Three Dirty Little Kids

A single black box sat on the grass at the north end of Elmwood Cemetery in Owensboro, Kentucky. It was long enough and wide enough to hold the body of a man who measured a few inches above five feet and weighed less than one hundred fifty pounds.


His name was Rainey Bethea.


Rainey was the young black man that had just been hung in a public square before a crowd that certainly exceeded ten thousand people.


The crowd maintained “a calm and quiet demeanor … throughout their long wait”, an editorial in the local paper declared, pushing back against out-of-town journalists who described the scene as chaotic and raucous. “I heard the snap of the neck” one still-living witness recounts. “It is my earliest childhood memory.”


Now Mr. Bethea lay still in that lone pine box, awaiting his turn to be lowered six feet down.


Two men did the work, two black men, grave diggers familiar with their task, names now unknown. They broke the green sod at a place chosen at random for the penniless young man destined for what was known then and now as Potter’s Field.


“Nigger done messed with the white lady,” one said to the other, explaining what had happened. “Got himself hung.”


Who knows how many others now fill that seven acres of gently rolling sod?


In the year of our Lord two thousand and ought, a simple stone slab was erected to add dignity to the place. “I had a hand in selecting the words,” my guide said as she read them aloud: Death, the only immortal who treats us all alike, whose pity and whose peace and whose refuge are for all—the soiled and the pure, the rich and the poor, the loved and the unloved.


The writer was Mark Twain, famous author from Missouri; the reader was Lora Wimsatt, popular columnist from right there in Owensboro.


A bronze plaque sits on the ground and explains it all:


From 1873-2000, Potter’s Field was the final resting place for gamblers down on their luck, average citizens without money for graves, and others who died far from home with no one to claim them. No one is sure how many men, women, and children are buried here. It is believed they number nearly 1,000.


Rainey Bethea wanted to be taken home, to South Carolina, and buried beside his father. He so wrote in his last letter, but I will save that story for another day.


Today I note the two black men, doing a job they had done so many times before: sometimes for the rich and famous and sometimes for the poor and infamous. That day, August 14, 1936, was certainly the latter.


“My mother, her sister and a neighbor boy were the only witnesses to the burial of Rainey Bethea at Elmwood Cemetery,” Wimsatt had written to me in an email after reading my first article in this series.


Their names are Marjorie, Nevilyn, and J.C. and they were, respectively, seven, eight, and seven years old. Only Nevilyn left behind her memories, spoken over a phone and transcribed as she recalled them 78 years later.

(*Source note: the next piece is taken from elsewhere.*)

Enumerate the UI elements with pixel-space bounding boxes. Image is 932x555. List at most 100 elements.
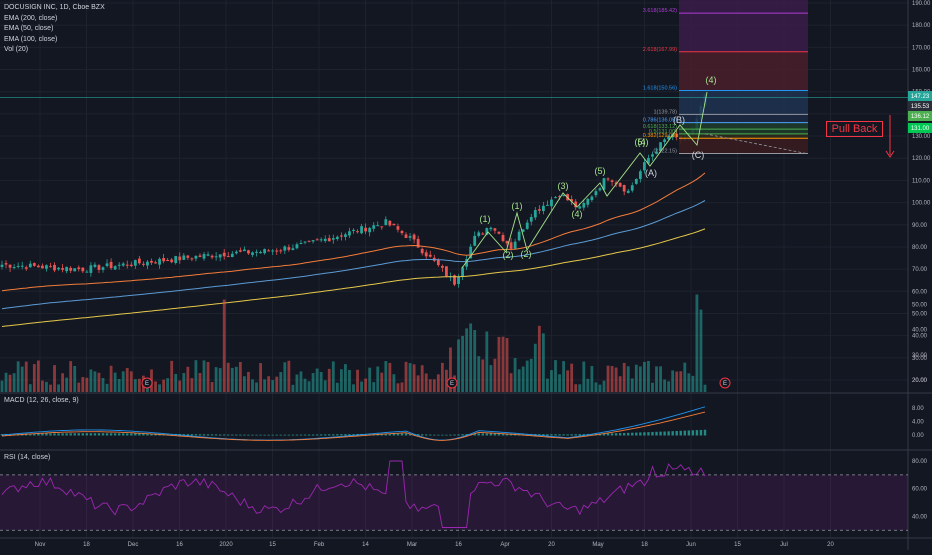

“We were living out on 19th Street…. That was on the east side of the big cemetery…. We liked to play there and see what was going on…. That was the fun part, edge our way up to the graveside and watch the funeral.”


But when her narrative turned from the general to the particular, she said: “This was not a funeral; it was just a burial…. I think it was the same day he was hanged…. It was a wooden box, and there was a hole there and these two guys, two black men … and there was just a truck…. Marge and J. C. and I were all just standing there watching and it was fascinating.”


“Whitey hung him because he done something to whitey” one grave digger said to the other, according to Nevilyn. The two black men were “laughing and making jokes, all kinds of remarks…. They … put him in the ground and covered him up…. We were three dirty little kids, barefoot, standing there watching,” she said;


Watching indeed—but what they were watching may be the most famous burial in the multi-century history of the Elmwood Cemetery of Owensboro, Kentucky.